Periodicity analysis

To estimate periodicity of the traces of SOX2-mKate2 expression we developed a MATLAB pipeline which made use of the Lomb-Scargle periodogram. This is an algorithm for detecting and characterizing periodic signals in unevenly sampled data45.

The steps used to develop our estimates were as follows: firstly, we detected a trend in each trace via a Gaussian-weighted average filter with a 24 h moving window, as we were focusing on fluctuations that have less than 24 h periodicity. We then subtracted this trend line from the raw data to obtain a new detrended trace, which was then fed into the “plomb” function that outputs the Lomb-Scargle power spectral density (PSD) estimate, sampled at the instants specified in an associated frequency vector.
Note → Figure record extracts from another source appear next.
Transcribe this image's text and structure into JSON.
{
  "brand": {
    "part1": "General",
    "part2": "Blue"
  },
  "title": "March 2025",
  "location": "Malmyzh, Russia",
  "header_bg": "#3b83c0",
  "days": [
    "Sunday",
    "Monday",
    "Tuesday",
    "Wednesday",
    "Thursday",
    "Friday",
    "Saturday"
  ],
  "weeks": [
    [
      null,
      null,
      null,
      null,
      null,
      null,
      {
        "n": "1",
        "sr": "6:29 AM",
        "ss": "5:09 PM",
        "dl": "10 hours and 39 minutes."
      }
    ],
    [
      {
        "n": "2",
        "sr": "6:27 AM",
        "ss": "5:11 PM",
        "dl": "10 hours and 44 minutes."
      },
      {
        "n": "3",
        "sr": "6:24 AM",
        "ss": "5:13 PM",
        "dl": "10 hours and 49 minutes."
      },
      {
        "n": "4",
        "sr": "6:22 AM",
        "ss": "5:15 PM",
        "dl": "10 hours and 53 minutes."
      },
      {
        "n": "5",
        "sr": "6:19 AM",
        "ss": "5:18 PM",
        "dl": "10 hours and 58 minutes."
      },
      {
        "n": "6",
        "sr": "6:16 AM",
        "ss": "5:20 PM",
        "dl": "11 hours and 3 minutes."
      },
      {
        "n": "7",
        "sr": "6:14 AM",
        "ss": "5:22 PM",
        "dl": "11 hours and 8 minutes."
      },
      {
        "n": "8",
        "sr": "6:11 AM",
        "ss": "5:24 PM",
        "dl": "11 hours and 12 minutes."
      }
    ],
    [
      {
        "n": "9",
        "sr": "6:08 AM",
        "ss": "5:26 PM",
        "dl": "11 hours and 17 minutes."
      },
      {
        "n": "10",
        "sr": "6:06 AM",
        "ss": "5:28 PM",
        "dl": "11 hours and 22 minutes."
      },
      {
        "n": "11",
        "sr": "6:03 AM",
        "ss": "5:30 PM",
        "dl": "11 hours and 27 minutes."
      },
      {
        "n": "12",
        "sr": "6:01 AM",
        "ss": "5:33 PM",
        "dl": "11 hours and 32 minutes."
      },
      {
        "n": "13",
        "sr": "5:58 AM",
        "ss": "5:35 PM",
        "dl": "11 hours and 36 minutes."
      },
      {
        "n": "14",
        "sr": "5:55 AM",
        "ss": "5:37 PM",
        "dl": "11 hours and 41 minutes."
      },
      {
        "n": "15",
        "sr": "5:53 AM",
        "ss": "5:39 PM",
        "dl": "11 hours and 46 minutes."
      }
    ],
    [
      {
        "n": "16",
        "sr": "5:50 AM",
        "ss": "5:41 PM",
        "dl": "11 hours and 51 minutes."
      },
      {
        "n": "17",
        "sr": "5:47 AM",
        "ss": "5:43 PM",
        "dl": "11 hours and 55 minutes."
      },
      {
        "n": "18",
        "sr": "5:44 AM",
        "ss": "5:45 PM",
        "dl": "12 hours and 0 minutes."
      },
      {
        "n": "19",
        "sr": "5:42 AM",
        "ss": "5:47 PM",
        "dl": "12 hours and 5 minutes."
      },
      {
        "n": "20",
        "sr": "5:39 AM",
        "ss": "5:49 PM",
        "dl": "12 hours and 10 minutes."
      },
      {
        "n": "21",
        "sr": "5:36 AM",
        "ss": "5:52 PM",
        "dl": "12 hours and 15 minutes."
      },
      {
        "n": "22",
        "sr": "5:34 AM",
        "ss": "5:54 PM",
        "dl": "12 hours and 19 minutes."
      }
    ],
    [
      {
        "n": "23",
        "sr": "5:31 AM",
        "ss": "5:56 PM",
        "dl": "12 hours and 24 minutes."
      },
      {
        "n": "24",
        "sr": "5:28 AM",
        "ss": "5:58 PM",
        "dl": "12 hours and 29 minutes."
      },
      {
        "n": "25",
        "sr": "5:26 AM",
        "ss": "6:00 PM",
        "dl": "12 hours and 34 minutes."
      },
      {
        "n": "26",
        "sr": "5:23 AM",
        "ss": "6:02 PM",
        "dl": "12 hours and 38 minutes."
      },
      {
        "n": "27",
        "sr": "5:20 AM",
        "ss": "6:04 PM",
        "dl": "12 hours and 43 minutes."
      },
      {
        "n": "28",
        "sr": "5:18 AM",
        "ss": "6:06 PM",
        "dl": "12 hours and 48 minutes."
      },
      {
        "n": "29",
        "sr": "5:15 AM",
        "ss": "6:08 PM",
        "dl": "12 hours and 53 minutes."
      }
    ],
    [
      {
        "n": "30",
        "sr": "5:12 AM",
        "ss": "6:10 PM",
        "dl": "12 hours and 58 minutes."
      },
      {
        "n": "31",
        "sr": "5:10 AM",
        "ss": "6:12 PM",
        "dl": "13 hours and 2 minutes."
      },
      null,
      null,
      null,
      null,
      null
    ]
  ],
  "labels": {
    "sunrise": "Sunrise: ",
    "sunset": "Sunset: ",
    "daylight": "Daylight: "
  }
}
The position of a spike in the X direction of this PSD estimate corresponds to the dominant frequency (1/period) at which the detrended data trace is oscillating. Conversely, more low and shallow outputs in the PSD suggests a lack of oscillatory behaviour in the trace. To provide an average periodicity estimate we used the “interp1” function to interpolate the different traces, such that time points within each trace were consistent and therefore comparable. This allowed for a mean PSD/frequency plot to be developed for both the proliferative and quiescent conditions. This was also done on GFP traces as a control. Cell traces with time duration shorter than 25 h and expression variance higher than 5× standard deviations from the mean were excluded. The excluded data accounted for 4% of overall data acquired in proliferation and less than 2% in quiescence conditions.
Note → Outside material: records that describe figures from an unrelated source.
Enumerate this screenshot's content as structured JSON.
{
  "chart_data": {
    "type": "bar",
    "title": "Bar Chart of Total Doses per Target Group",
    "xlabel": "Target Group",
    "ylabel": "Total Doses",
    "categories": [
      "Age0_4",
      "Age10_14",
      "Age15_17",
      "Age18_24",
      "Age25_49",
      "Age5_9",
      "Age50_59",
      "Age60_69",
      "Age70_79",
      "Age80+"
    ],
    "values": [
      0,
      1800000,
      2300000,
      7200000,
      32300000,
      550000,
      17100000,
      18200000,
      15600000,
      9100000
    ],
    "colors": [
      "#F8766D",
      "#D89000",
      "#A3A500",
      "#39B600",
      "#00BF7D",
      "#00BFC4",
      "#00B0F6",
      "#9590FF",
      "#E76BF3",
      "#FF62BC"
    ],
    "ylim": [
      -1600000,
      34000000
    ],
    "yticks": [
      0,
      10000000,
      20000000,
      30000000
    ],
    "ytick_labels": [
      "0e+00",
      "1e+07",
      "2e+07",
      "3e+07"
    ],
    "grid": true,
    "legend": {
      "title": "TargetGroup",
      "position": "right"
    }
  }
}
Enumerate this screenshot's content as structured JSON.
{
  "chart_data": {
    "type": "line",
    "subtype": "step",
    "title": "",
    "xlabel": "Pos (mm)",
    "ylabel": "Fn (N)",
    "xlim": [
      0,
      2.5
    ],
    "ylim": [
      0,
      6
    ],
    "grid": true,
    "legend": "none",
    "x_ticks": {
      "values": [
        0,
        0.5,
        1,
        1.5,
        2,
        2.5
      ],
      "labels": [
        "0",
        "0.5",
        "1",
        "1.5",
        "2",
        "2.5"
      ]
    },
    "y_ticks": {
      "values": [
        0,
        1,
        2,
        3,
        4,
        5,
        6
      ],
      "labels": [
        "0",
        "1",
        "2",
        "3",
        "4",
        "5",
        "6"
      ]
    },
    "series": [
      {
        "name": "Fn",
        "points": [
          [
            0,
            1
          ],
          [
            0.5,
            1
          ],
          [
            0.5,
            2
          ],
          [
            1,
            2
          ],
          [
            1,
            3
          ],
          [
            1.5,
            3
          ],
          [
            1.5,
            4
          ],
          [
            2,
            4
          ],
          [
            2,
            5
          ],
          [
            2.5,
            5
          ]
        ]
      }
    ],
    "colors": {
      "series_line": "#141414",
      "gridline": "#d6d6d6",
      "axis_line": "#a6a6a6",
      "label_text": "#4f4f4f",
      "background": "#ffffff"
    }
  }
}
The code used to estimate periodicity can be found on https://github.com/Papalopulu-Lab/Fu2023.

Statistical analysis

Statistical analysis was performed using GraphPad Prism 10.0.3. A Shapiro–Wilk normality test was undertaken to determine whether a parametric or non-parametric statistical test should be used. When sample size was too small (i.e. n = 3), the distribution was judged based on the Normal QQ plots. The alpha level was set to 0.05. The statistical tests undertaken, the number of biological replicates, the sample size and p-values are reported in the relevant figure legends.